There’s something deeply unsettling about watching a government agency responsible for enforcing immigration laws adopt the language and imagery of video games to recruit new officers. When the Department of Homeland Security recently posted an image of Halo’s Master Chief with the caption “Destroy the Flood” alongside an ICE recruitment link, it wasn’t just another cringeworthy attempt at being relevant. It represented something far more disturbing: the systematic dehumanization of human beings through the lens of entertainment, transforming complex human stories into simplistic narratives of good versus evil where the “other” becomes nothing more than pixels to be eliminated.
This isn’t an isolated incident but part of a pattern that reveals a calculated strategy. From using Pokémon’s “Gotta catch ’em all” theme for videos of arrests to medieval knight imagery and NASCAR advertisements, ICE has been building what amounts to a recruitment campaign straight out of a marketing playbook for action movies or first-person shooters. The messaging is consistently clear: join the heroes fighting the villains. But in real life, the lines aren’t so neatly drawn, and the people being targeted aren’t cartoon characters or alien invaders—they’re human beings with families, dreams, and complex circumstances that brought them to this country.
What makes this particularly alarming is the context in which these recruitment efforts are happening. With a $7.5 billion annual boost for recruiting and retention, lowered standards including age and education requirements, and signing bonuses reaching $50,000, we’re witnessing the rapid expansion of what current and former national security officials describe as an unfettered national police force. The transformation from a specialized enforcement agency to what critics call a “shadowy federal police force” operating with near-total anonymity represents a fundamental shift in how immigration enforcement operates in America.

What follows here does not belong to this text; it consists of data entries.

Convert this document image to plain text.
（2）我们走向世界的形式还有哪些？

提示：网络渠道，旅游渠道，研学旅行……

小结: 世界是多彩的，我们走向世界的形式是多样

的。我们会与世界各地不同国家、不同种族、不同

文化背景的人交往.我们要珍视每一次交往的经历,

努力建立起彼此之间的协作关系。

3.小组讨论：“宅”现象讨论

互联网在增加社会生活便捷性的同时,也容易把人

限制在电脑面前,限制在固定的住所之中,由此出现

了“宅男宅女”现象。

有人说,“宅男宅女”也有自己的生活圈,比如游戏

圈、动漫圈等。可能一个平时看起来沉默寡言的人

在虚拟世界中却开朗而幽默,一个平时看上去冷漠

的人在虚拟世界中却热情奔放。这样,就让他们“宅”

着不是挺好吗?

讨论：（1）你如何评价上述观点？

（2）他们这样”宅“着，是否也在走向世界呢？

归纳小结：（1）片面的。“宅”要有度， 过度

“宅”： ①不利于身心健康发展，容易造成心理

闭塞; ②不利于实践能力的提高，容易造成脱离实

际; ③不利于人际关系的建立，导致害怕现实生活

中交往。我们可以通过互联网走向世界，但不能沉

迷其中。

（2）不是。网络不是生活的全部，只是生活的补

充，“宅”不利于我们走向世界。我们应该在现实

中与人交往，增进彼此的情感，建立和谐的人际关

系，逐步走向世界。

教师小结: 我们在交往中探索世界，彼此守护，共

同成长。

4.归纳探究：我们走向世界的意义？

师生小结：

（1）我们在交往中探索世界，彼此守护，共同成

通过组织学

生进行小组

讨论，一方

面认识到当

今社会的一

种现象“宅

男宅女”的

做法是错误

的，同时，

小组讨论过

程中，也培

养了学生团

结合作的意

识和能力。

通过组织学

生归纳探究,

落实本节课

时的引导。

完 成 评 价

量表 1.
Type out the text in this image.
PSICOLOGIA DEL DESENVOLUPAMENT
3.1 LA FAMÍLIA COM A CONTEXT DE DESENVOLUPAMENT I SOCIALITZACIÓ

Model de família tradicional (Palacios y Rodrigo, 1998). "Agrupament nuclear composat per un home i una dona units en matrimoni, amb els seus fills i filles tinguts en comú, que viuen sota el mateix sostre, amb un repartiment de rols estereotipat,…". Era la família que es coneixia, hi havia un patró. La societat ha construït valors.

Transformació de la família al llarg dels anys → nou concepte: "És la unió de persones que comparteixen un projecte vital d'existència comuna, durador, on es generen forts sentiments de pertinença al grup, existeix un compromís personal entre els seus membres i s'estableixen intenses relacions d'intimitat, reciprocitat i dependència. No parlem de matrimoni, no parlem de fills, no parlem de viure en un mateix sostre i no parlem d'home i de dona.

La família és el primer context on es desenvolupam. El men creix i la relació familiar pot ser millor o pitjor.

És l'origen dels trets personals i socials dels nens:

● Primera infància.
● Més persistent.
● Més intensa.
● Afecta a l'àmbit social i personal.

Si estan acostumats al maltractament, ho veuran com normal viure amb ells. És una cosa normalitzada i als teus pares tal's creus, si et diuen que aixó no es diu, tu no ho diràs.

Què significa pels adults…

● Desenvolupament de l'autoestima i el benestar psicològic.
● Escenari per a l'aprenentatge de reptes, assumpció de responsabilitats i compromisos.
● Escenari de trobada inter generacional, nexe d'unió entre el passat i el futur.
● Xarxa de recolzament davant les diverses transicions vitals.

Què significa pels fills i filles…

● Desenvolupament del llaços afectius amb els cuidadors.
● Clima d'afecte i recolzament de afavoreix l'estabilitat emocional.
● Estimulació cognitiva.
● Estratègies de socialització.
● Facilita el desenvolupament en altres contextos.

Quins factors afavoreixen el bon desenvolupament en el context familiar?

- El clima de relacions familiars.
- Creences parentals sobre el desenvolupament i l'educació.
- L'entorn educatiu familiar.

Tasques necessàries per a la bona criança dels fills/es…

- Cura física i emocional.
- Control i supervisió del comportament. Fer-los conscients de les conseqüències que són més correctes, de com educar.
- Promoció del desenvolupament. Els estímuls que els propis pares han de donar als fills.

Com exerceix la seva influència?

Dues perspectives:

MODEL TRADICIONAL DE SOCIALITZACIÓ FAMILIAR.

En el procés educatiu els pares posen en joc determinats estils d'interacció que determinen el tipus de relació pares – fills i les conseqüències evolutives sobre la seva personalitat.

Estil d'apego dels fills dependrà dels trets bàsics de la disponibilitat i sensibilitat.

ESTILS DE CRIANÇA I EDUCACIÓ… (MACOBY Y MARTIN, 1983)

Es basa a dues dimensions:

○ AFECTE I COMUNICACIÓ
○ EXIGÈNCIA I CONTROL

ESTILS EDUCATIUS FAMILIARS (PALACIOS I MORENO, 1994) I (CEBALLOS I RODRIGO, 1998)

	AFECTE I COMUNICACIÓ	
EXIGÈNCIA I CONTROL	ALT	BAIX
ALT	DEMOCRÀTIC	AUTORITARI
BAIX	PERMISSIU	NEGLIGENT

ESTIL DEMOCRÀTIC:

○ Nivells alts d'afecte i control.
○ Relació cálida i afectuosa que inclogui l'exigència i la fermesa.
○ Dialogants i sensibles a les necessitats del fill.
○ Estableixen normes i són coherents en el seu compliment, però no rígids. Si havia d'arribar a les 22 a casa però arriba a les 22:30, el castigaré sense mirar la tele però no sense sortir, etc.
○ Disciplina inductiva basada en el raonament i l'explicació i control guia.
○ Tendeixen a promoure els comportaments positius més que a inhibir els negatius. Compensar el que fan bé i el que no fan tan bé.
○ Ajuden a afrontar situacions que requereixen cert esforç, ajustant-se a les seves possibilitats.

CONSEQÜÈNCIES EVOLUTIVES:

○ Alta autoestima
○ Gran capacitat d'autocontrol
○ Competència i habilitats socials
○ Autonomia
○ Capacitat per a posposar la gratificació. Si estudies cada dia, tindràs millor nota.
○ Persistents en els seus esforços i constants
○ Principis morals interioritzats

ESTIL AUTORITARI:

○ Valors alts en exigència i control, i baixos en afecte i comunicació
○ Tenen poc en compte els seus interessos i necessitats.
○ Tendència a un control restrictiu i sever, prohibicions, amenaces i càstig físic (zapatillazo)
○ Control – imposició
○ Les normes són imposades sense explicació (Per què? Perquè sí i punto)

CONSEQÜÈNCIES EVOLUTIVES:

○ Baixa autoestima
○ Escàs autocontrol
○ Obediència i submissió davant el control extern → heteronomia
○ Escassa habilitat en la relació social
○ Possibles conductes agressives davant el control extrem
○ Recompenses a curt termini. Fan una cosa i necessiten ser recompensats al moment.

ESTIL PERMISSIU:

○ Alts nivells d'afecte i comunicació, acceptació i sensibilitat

The rhetoric surrounding these recruitment efforts is equally concerning. Secretary Kristi Noem’s announcement that ICE would waive age limits so “even more patriots” could join the mission to remove “the worst of the worst” employs language that deliberately frames immigration enforcement as a patriotic crusade against pure evil. This kind of absolutist language leaves no room for nuance, for the reality that immigration cases involve complex legal questions, for the fact that many people caught in enforcement actions have lived here for decades, or for the documented cases of U.S. citizens being wrongfully detained.

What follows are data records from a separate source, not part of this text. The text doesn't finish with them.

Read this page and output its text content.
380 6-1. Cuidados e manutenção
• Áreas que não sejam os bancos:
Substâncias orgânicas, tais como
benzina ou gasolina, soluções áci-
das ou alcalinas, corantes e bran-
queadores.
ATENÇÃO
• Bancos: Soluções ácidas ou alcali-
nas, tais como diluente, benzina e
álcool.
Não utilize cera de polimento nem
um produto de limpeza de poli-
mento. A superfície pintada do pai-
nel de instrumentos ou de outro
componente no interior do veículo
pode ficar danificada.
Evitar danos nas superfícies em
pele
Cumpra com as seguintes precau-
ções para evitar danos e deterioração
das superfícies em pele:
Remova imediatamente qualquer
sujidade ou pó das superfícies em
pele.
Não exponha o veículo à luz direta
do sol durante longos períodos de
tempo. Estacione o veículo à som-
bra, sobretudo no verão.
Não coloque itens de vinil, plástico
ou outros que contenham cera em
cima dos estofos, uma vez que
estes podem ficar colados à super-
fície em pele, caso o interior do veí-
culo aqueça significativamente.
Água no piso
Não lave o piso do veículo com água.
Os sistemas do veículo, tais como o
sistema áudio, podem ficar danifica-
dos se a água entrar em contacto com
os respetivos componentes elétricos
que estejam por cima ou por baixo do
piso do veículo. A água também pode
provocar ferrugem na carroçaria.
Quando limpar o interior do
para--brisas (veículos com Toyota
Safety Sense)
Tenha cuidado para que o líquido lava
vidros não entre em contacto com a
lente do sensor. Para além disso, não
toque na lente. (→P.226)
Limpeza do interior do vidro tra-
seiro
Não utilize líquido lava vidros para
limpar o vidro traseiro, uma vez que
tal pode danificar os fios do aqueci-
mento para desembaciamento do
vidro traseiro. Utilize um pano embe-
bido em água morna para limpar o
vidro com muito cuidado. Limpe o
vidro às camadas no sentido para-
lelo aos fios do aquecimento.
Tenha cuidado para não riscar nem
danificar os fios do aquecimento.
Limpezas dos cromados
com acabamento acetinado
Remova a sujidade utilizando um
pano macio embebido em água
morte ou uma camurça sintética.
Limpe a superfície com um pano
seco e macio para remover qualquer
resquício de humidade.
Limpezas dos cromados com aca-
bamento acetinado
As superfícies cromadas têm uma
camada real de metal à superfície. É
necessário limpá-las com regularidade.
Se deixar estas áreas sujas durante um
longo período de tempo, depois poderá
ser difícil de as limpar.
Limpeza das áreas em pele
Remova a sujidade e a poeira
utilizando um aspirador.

As we watch this transformation unfold, we must ask ourselves what kind of country we’re becoming when our government agencies adopt the tactics of video game marketing to recruit officers tasked with enforcing laws that profoundly impact human lives. The gamification of enforcement isn’t just tasteless—it’s dangerous. It creates a psychological distance between officers and the people they’re tasked with policing, turning human beings into abstract threats to be neutralized rather than individuals with rights and dignity. When we allow our government to frame complex social issues as simple battles between heroes and villains, we risk losing sight of the humanity at the heart of these policies and the constitutional principles that should guide them.